Mobile Phones and Fashion
February 3rd, 2007

While dropping by a Brooklyn Cafe my eyes glanced on a copy of Saturday’s New York Times Technology section with an article about Cellphone Envy Lays Motorola Low ; the article has a interesting finding - the cellphone business has more in common with the fashion business than the technology/gadget business. According to the New York Times article:

Today, a phone’s value reflects not so much what it can do, but whether it is the envy of friends and colleagues.

“..When the sleek Motorola Razr V3 cellphone first hit the stores just over two years ago, it carried the price tag of a must-have status symbol: $500. Now? About $30 with a two-year service contract.

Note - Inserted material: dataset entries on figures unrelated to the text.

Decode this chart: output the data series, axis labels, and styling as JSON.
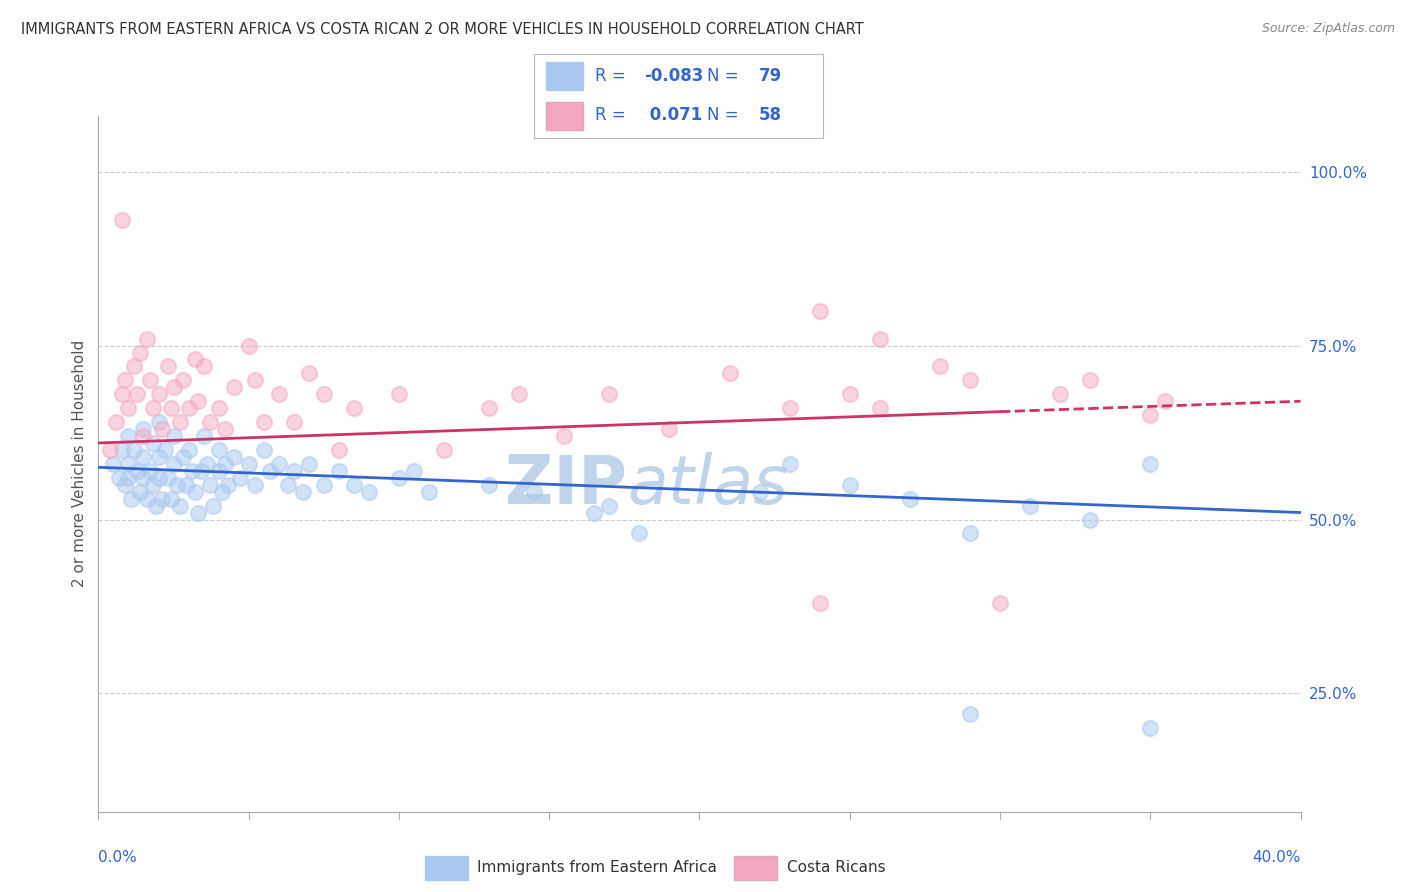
{
  "title": "IMMIGRANTS FROM EASTERN AFRICA VS COSTA RICAN 2 OR MORE VEHICLES IN HOUSEHOLD CORRELATION CHART",
  "source": "Source: ZipAtlas.com",
  "ylabel": "2 or more Vehicles in Household",
  "xlim": [
    0.0,
    0.4
  ],
  "ylim": [
    0.08,
    1.08
  ],
  "ytick_labels": [
    "25.0%",
    "50.0%",
    "75.0%",
    "100.0%"
  ],
  "ytick_values": [
    0.25,
    0.5,
    0.75,
    1.0
  ],
  "blue_R": -0.083,
  "blue_N": 79,
  "pink_R": 0.071,
  "pink_N": 58,
  "blue_color": "#A8C8F0",
  "pink_color": "#F4A8C0",
  "blue_line_color": "#3366CC",
  "pink_line_color": "#CC3366",
  "legend_label_blue": "Immigrants from Eastern Africa",
  "legend_label_pink": "Costa Ricans",
  "blue_scatter_x": [
    0.005,
    0.007,
    0.008,
    0.009,
    0.01,
    0.01,
    0.01,
    0.011,
    0.012,
    0.013,
    0.014,
    0.015,
    0.015,
    0.015,
    0.016,
    0.017,
    0.018,
    0.018,
    0.019,
    0.02,
    0.02,
    0.02,
    0.021,
    0.022,
    0.023,
    0.024,
    0.025,
    0.025,
    0.026,
    0.027,
    0.028,
    0.029,
    0.03,
    0.031,
    0.032,
    0.033,
    0.034,
    0.035,
    0.036,
    0.037,
    0.038,
    0.04,
    0.04,
    0.041,
    0.042,
    0.043,
    0.045,
    0.047,
    0.05,
    0.052,
    0.055,
    0.057,
    0.06,
    0.063,
    0.065,
    0.068,
    0.07,
    0.075,
    0.08,
    0.085,
    0.09,
    0.1,
    0.105,
    0.11,
    0.13,
    0.145,
    0.165,
    0.17,
    0.18,
    0.22,
    0.23,
    0.25,
    0.27,
    0.29,
    0.31,
    0.33,
    0.35,
    0.29,
    0.35
  ],
  "blue_scatter_y": [
    0.58,
    0.56,
    0.6,
    0.55,
    0.62,
    0.58,
    0.56,
    0.53,
    0.6,
    0.57,
    0.54,
    0.63,
    0.59,
    0.56,
    0.53,
    0.57,
    0.61,
    0.55,
    0.52,
    0.64,
    0.59,
    0.56,
    0.53,
    0.6,
    0.56,
    0.53,
    0.62,
    0.58,
    0.55,
    0.52,
    0.59,
    0.55,
    0.6,
    0.57,
    0.54,
    0.51,
    0.57,
    0.62,
    0.58,
    0.55,
    0.52,
    0.6,
    0.57,
    0.54,
    0.58,
    0.55,
    0.59,
    0.56,
    0.58,
    0.55,
    0.6,
    0.57,
    0.58,
    0.55,
    0.57,
    0.54,
    0.58,
    0.55,
    0.57,
    0.55,
    0.54,
    0.56,
    0.57,
    0.54,
    0.55,
    0.54,
    0.51,
    0.52,
    0.48,
    0.54,
    0.58,
    0.55,
    0.53,
    0.48,
    0.52,
    0.5,
    0.58,
    0.22,
    0.2
  ],
  "pink_scatter_x": [
    0.004,
    0.006,
    0.008,
    0.008,
    0.009,
    0.01,
    0.012,
    0.013,
    0.014,
    0.015,
    0.016,
    0.017,
    0.018,
    0.02,
    0.021,
    0.023,
    0.024,
    0.025,
    0.027,
    0.028,
    0.03,
    0.032,
    0.033,
    0.035,
    0.037,
    0.04,
    0.042,
    0.045,
    0.05,
    0.052,
    0.055,
    0.06,
    0.065,
    0.07,
    0.075,
    0.08,
    0.085,
    0.1,
    0.115,
    0.13,
    0.14,
    0.155,
    0.17,
    0.19,
    0.21,
    0.23,
    0.24,
    0.25,
    0.26,
    0.28,
    0.29,
    0.3,
    0.32,
    0.33,
    0.35,
    0.355,
    0.24,
    0.26
  ],
  "pink_scatter_y": [
    0.6,
    0.64,
    0.68,
    0.93,
    0.7,
    0.66,
    0.72,
    0.68,
    0.74,
    0.62,
    0.76,
    0.7,
    0.66,
    0.68,
    0.63,
    0.72,
    0.66,
    0.69,
    0.64,
    0.7,
    0.66,
    0.73,
    0.67,
    0.72,
    0.64,
    0.66,
    0.63,
    0.69,
    0.75,
    0.7,
    0.64,
    0.68,
    0.64,
    0.71,
    0.68,
    0.6,
    0.66,
    0.68,
    0.6,
    0.66,
    0.68,
    0.62,
    0.68,
    0.63,
    0.71,
    0.66,
    0.38,
    0.68,
    0.66,
    0.72,
    0.7,
    0.38,
    0.68,
    0.7,
    0.65,
    0.67,
    0.8,
    0.76
  ],
  "blue_trend": [
    0.575,
    0.51
  ],
  "pink_trend": [
    0.61,
    0.67
  ],
  "grid_color": "#CCCCCC",
  "bg_color": "#FFFFFF",
  "watermark_color": "#C0D5EA",
  "scatter_size": 120,
  "scatter_alpha": 0.5,
  "trend_lw": 2.0,
  "legend_text_color": "#3366CC"
}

Motorola’s fortunes have plunged along with the price of its Razr. Its profits have collapsed, and it announced plans last month to lay off 3,500 workers. Since last October, its stock has dropped 30 percent….”

“….Just like fashion houses that shamelessly copy each other’s styles, rivals have also swarmed to duplicate the Razr mystique, flooding the market with thin-phone clones. Last year, Samsung unveiled the 6.9-millimeter-thick SGH-X820, which analysts called the ‘Slvr-kllr’ because it is 40 percent thinner than Motorola’s skinniest handset”.

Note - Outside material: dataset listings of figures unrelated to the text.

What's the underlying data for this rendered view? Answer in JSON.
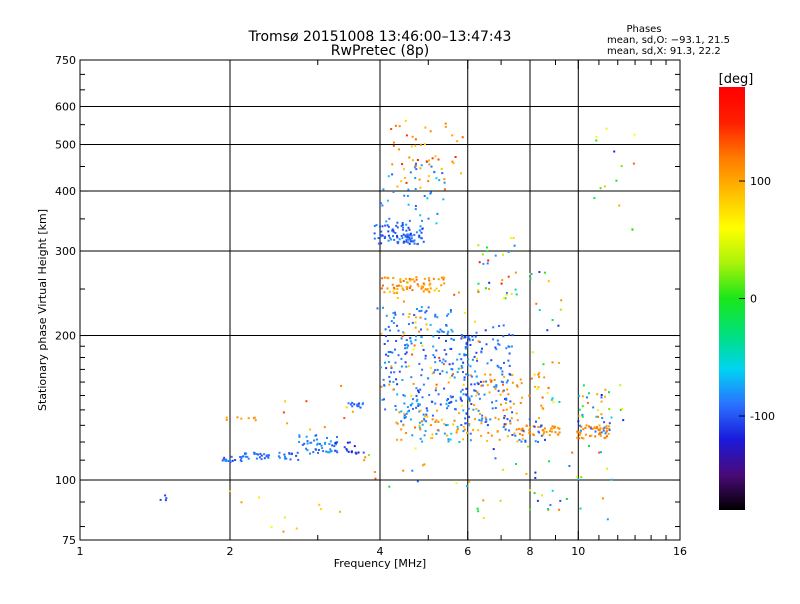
{
  "chart_data": {
    "type": "scatter",
    "title": "Tromsø 20151008 13:46:00–13:47:43",
    "subtitle": "RwPretec (8p)",
    "xlabel": "Frequency [MHz]",
    "ylabel": "Stationary phase Virtual Height [km]",
    "x_scale": "log",
    "y_scale": "log",
    "xlim": [
      1,
      16
    ],
    "ylim": [
      75,
      750
    ],
    "x_ticks": [
      1,
      2,
      4,
      6,
      8,
      10,
      16
    ],
    "x_minor_ticks": [
      3,
      5,
      7,
      9,
      11,
      12,
      13,
      14,
      15
    ],
    "x_grid": [
      2,
      4,
      6,
      8,
      10
    ],
    "y_ticks": [
      75,
      100,
      200,
      300,
      400,
      500,
      600,
      750
    ],
    "y_grid": [
      100,
      200,
      300,
      400,
      500,
      600
    ],
    "grid": true,
    "legend": {
      "heading": "Phases",
      "lines": [
        "mean, sd,O: −93.1, 21.5",
        "mean, sd,X:  91.3, 22.2"
      ],
      "placement": "top-right"
    },
    "colorbar": {
      "title": "[deg]",
      "range": [
        -180,
        180
      ],
      "ticks": [
        100,
        0,
        -100
      ],
      "placement": "right",
      "stops": [
        "#000000",
        "#4a0a78",
        "#1a1adb",
        "#2a72ff",
        "#00d4f2",
        "#00e07a",
        "#19e619",
        "#aaf20a",
        "#ffff00",
        "#ffbe00",
        "#ff7a00",
        "#ff1e00",
        "#ff0000"
      ]
    },
    "clusters": [
      {
        "name": "b1",
        "f": [
          1.45,
          1.5
        ],
        "h": [
          90,
          93
        ],
        "phase": [
          -110,
          -90
        ],
        "n": 4
      },
      {
        "name": "b2",
        "f": [
          1.92,
          2.12
        ],
        "h": [
          109,
          112
        ],
        "phase": [
          -110,
          -80
        ],
        "n": 20
      },
      {
        "name": "b3",
        "f": [
          2.12,
          2.75
        ],
        "h": [
          110,
          114
        ],
        "phase": [
          -105,
          -80
        ],
        "n": 40
      },
      {
        "name": "b4",
        "f": [
          2.75,
          3.3
        ],
        "h": [
          113,
          124
        ],
        "phase": [
          -100,
          -70
        ],
        "n": 45
      },
      {
        "name": "b5",
        "f": [
          3.2,
          3.65
        ],
        "h": [
          113,
          120
        ],
        "phase": [
          -130,
          -95
        ],
        "n": 18
      },
      {
        "name": "b6",
        "f": [
          3.45,
          3.7
        ],
        "h": [
          141,
          145
        ],
        "phase": [
          -110,
          -80
        ],
        "n": 14
      },
      {
        "name": "y1",
        "f": [
          1.95,
          2.3
        ],
        "h": [
          133,
          136
        ],
        "phase": [
          95,
          115
        ],
        "n": 8
      },
      {
        "name": "y2",
        "f": [
          2.3,
          3.6
        ],
        "h": [
          127,
          158
        ],
        "phase": [
          70,
          140
        ],
        "n": 10
      },
      {
        "name": "y3",
        "f": [
          1.95,
          3.4
        ],
        "h": [
          78,
          98
        ],
        "phase": [
          20,
          120
        ],
        "n": 10
      },
      {
        "name": "b7",
        "f": [
          3.9,
          4.9
        ],
        "h": [
          310,
          340
        ],
        "phase": [
          -110,
          -80
        ],
        "n": 90
      },
      {
        "name": "b8",
        "f": [
          4.0,
          5.4
        ],
        "h": [
          340,
          460
        ],
        "phase": [
          -100,
          -60
        ],
        "n": 45
      },
      {
        "name": "y4",
        "f": [
          4.0,
          5.4
        ],
        "h": [
          245,
          265
        ],
        "phase": [
          85,
          130
        ],
        "n": 75
      },
      {
        "name": "b9",
        "f": [
          3.9,
          5.6
        ],
        "h": [
          195,
          230
        ],
        "phase": [
          -100,
          -70
        ],
        "n": 55
      },
      {
        "name": "y5",
        "f": [
          4.2,
          5.9
        ],
        "h": [
          400,
          560
        ],
        "phase": [
          80,
          150
        ],
        "n": 50
      },
      {
        "name": "b10",
        "f": [
          4.0,
          6.4
        ],
        "h": [
          140,
          200
        ],
        "phase": [
          -110,
          -70
        ],
        "n": 160
      },
      {
        "name": "y6",
        "f": [
          4.0,
          6.4
        ],
        "h": [
          140,
          250
        ],
        "phase": [
          60,
          140
        ],
        "n": 50
      },
      {
        "name": "b11",
        "f": [
          4.4,
          6.1
        ],
        "h": [
          120,
          150
        ],
        "phase": [
          -100,
          -60
        ],
        "n": 60
      },
      {
        "name": "y7",
        "f": [
          4.3,
          6.1
        ],
        "h": [
          120,
          140
        ],
        "phase": [
          80,
          130
        ],
        "n": 40
      },
      {
        "name": "b12",
        "f": [
          5.8,
          7.4
        ],
        "h": [
          130,
          210
        ],
        "phase": [
          -110,
          -80
        ],
        "n": 110
      },
      {
        "name": "y8",
        "f": [
          6.0,
          8.6
        ],
        "h": [
          120,
          170
        ],
        "phase": [
          90,
          130
        ],
        "n": 80
      },
      {
        "name": "m1",
        "f": [
          6.2,
          7.6
        ],
        "h": [
          230,
          320
        ],
        "phase": [
          -160,
          160
        ],
        "n": 30
      },
      {
        "name": "y9",
        "f": [
          7.6,
          9.2
        ],
        "h": [
          124,
          130
        ],
        "phase": [
          100,
          120
        ],
        "n": 35
      },
      {
        "name": "b13",
        "f": [
          7.0,
          8.6
        ],
        "h": [
          120,
          135
        ],
        "phase": [
          -110,
          -80
        ],
        "n": 25
      },
      {
        "name": "y10",
        "f": [
          9.8,
          11.6
        ],
        "h": [
          122,
          130
        ],
        "phase": [
          100,
          125
        ],
        "n": 45
      },
      {
        "name": "b14",
        "f": [
          10.0,
          11.6
        ],
        "h": [
          125,
          135
        ],
        "phase": [
          -100,
          -80
        ],
        "n": 12
      },
      {
        "name": "m2",
        "f": [
          9.8,
          12.4
        ],
        "h": [
          132,
          160
        ],
        "phase": [
          -130,
          130
        ],
        "n": 30
      },
      {
        "name": "m3",
        "f": [
          8.0,
          9.6
        ],
        "h": [
          140,
          280
        ],
        "phase": [
          -130,
          140
        ],
        "n": 25
      },
      {
        "name": "m4",
        "f": [
          6.0,
          12.0
        ],
        "h": [
          82,
          118
        ],
        "phase": [
          -120,
          140
        ],
        "n": 40
      },
      {
        "name": "m5",
        "f": [
          10.5,
          13.0
        ],
        "h": [
          330,
          600
        ],
        "phase": [
          -120,
          130
        ],
        "n": 14
      },
      {
        "name": "m6",
        "f": [
          3.7,
          6.0
        ],
        "h": [
          95,
          120
        ],
        "phase": [
          -120,
          140
        ],
        "n": 15
      }
    ]
  }
}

However, it’s less and less likely that consumers want to spend several hundred dollars on a new cellphone:

“….The larger question is whether the cost-conscious majority will still pay the kind of prices for phones that once burnished Motorola’s profits. Most consumers are now on their fourth or fifth cellphone, and implicitly understand that technology is quickly improving and wireless carriers are constantly slashing prices.”